Again, it is an example of the Romantic fragment poem, purposefully mocking “found poem fragments” that are missing part of the beginning and end but provide just enough so the reader can imagine what is missing and mentally reconstruct the whole, but thinking can be paralysis. What is the intellectual itinerary? Moreover, what is the photographer’s itinerary? Are we eavesdropping on the conversation that the photographer is having with a subject? What is the velocity and trajectory of that interplay? What intellectual movement do the contrails betray? How are we to decipher even the form of its language? Its code to decipher? Is there an identifiable echo that resonates from one piece to the next? Simply, a theme. Or the anthem of an anti-theme?
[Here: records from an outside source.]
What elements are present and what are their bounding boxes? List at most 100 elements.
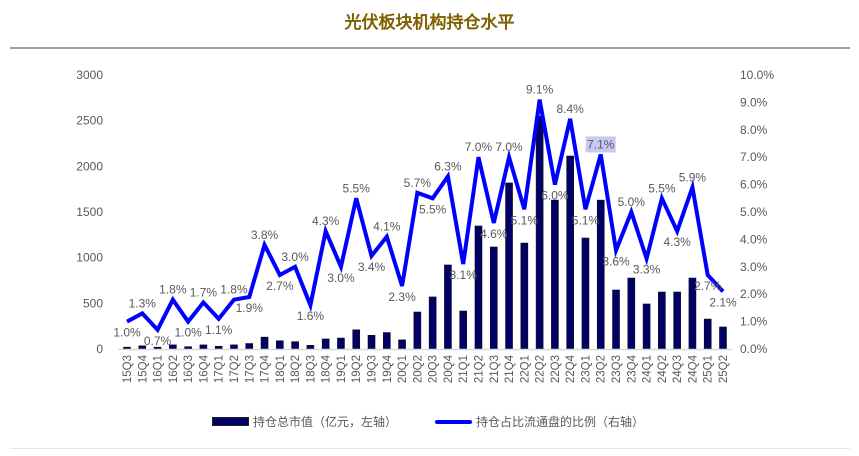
chart-title: 光伏板块机构持仓水平 <box>344 13 515 33</box>
x-tick-label: 18Q4 <box>321 354 333 383</box>
bar <box>703 318 712 350</box>
bar <box>382 332 391 350</box>
x-tick-label: 17Q3 <box>244 355 256 383</box>
data-label: 2.1% <box>709 295 737 309</box>
data-label-highlight <box>585 136 616 153</box>
y-right-tick-label: 0.0% <box>740 342 768 356</box>
x-tick-label: 20Q4 <box>443 354 455 383</box>
x-tick-label: 22Q2 <box>535 355 547 383</box>
y-right-tick-label: 6.0% <box>740 178 768 192</box>
data-label: 1.0% <box>174 326 202 340</box>
legend-item-line: 持仓占比流通盘的比例（右轴） <box>435 413 644 430</box>
data-label: 3.1% <box>450 268 478 282</box>
data-label: 1.9% <box>236 301 264 315</box>
data-label: 8.4% <box>556 102 584 116</box>
data-label: 3.0% <box>281 250 309 264</box>
x-tick-label: 18Q2 <box>290 355 302 383</box>
data-label: 1.8% <box>220 283 248 297</box>
data-label: 3.6% <box>602 254 630 268</box>
bar <box>245 343 254 350</box>
x-tick-label: 22Q4 <box>565 354 577 383</box>
x-tick-label: 17Q4 <box>260 354 272 383</box>
x-tick-label: 16Q2 <box>168 355 180 383</box>
x-tick-label: 24Q4 <box>687 354 699 383</box>
y-left-tick-label: 0 <box>96 342 103 356</box>
x-tick-label: 19Q1 <box>336 355 348 383</box>
y-right-tick-label: 1.0% <box>740 315 768 329</box>
bar <box>398 339 406 350</box>
bar <box>199 344 208 350</box>
bar <box>291 341 299 350</box>
bar <box>566 155 574 350</box>
x-tick-label: 17Q2 <box>229 355 241 383</box>
data-label: 5.5% <box>419 202 447 216</box>
bar <box>321 338 330 350</box>
bar <box>184 346 192 350</box>
y-left-tick-label: 3000 <box>76 68 103 82</box>
y-right-tick-label: 7.0% <box>740 150 768 164</box>
x-tick-label: 23Q3 <box>611 355 623 383</box>
x-tick-label: 20Q1 <box>397 355 409 383</box>
data-label: 5.7% <box>404 176 432 190</box>
data-label: 1.3% <box>129 296 157 310</box>
x-tick-label: 23Q2 <box>596 355 608 383</box>
y-right-tick-label: 2.0% <box>740 287 768 301</box>
data-label: 0.7% <box>144 334 172 348</box>
bar <box>260 336 269 350</box>
data-label: 1.6% <box>297 309 325 323</box>
x-tick-label: 20Q2 <box>412 355 424 383</box>
data-label: 5.1% <box>572 213 600 227</box>
data-label: 4.1% <box>373 220 401 234</box>
x-tick-label: 18Q1 <box>275 355 287 383</box>
y-left-tick-label: 1500 <box>76 205 103 219</box>
data-label: 2.7% <box>694 279 722 293</box>
x-tick-label: 19Q4 <box>382 354 394 383</box>
x-tick-label: 23Q1 <box>580 355 592 383</box>
y-left-tick-label: 2500 <box>76 114 103 128</box>
x-tick-label: 25Q2 <box>718 355 730 383</box>
x-tick-label: 15Q4 <box>137 354 149 383</box>
y-left-tick-label: 2000 <box>76 159 103 173</box>
x-tick-label: 23Q4 <box>626 354 638 383</box>
x-tick-label: 22Q1 <box>519 355 531 383</box>
x-tick-label: 22Q3 <box>550 355 562 383</box>
y-right-tick-label: 10.0% <box>740 68 774 82</box>
data-label: 7.0% <box>465 140 493 154</box>
data-label: 4.6% <box>480 227 508 241</box>
x-tick-label: 21Q2 <box>473 355 485 383</box>
data-label: 7.0% <box>495 140 523 154</box>
legend-label-line: 持仓占比流通盘的比例（右轴） <box>476 415 645 429</box>
bar <box>337 337 345 350</box>
bar <box>214 345 223 350</box>
legend-label-bar: 持仓总市值（亿元，左轴） <box>253 415 398 429</box>
bar <box>658 291 666 350</box>
x-tick-label: 24Q1 <box>642 355 654 383</box>
bar <box>489 246 498 350</box>
bar <box>719 326 727 350</box>
x-tick-label: 25Q1 <box>703 355 715 383</box>
line-series <box>126 99 725 334</box>
bar <box>612 289 620 350</box>
data-label: 5.9% <box>679 170 707 184</box>
bar <box>581 237 590 350</box>
data-label: 5.1% <box>511 213 539 227</box>
data-label: 2.3% <box>388 290 416 304</box>
bar <box>352 329 361 350</box>
x-tick-label: 16Q4 <box>198 354 210 383</box>
data-label: 7.1% <box>587 137 615 151</box>
x-tick-label: 21Q4 <box>504 354 516 383</box>
x-tick-label: 16Q1 <box>153 355 165 383</box>
y-right-tick-label: 8.0% <box>740 123 768 137</box>
bar <box>551 199 559 350</box>
data-label: 4.3% <box>312 214 340 228</box>
bar <box>627 277 636 350</box>
x-tick-label: 18Q3 <box>305 355 317 383</box>
data-label: 3.3% <box>633 263 661 277</box>
data-label: 1.7% <box>190 285 218 299</box>
legend-swatch-line <box>435 419 472 424</box>
legend-swatch-bar <box>212 417 249 426</box>
y-left-tick-label: 1000 <box>76 251 103 265</box>
title-divider <box>10 47 850 49</box>
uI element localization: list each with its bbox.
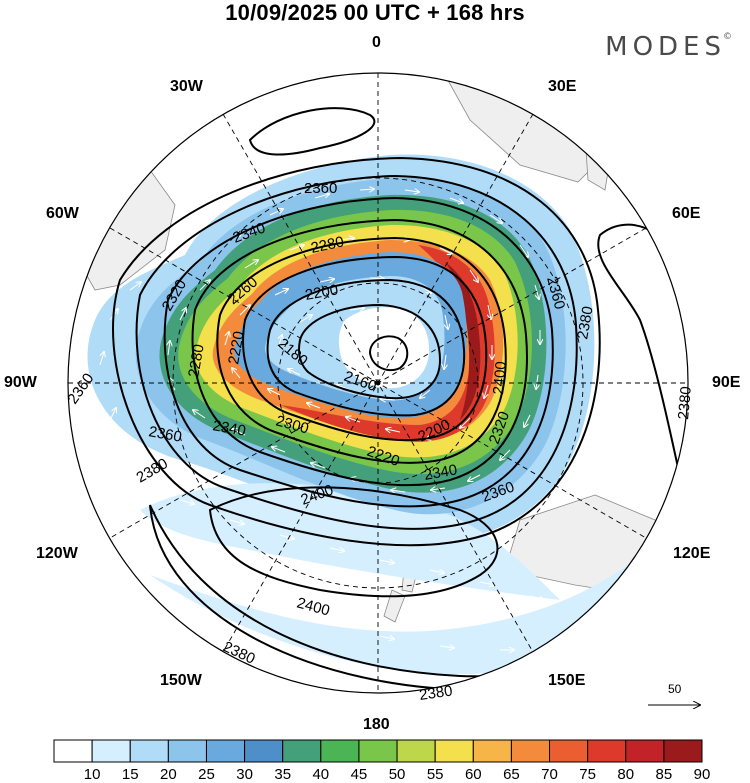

There is, of course, the lens of the camera pressed into the service of the lens of the photographer’s vision that refracts that vision, sometimes with studied purpose and other times with a casual knee jerk or something in between. Recognize the room for improvisation and chance.
Notes to self. The topography of a mental landscape, photographic notations, footnotes that inform. John Keats employed in his poetry the notion of ekphrasis, but now expanding the definition to include photography, it implies a photograph that suggests a narrative beyond the photograph itself.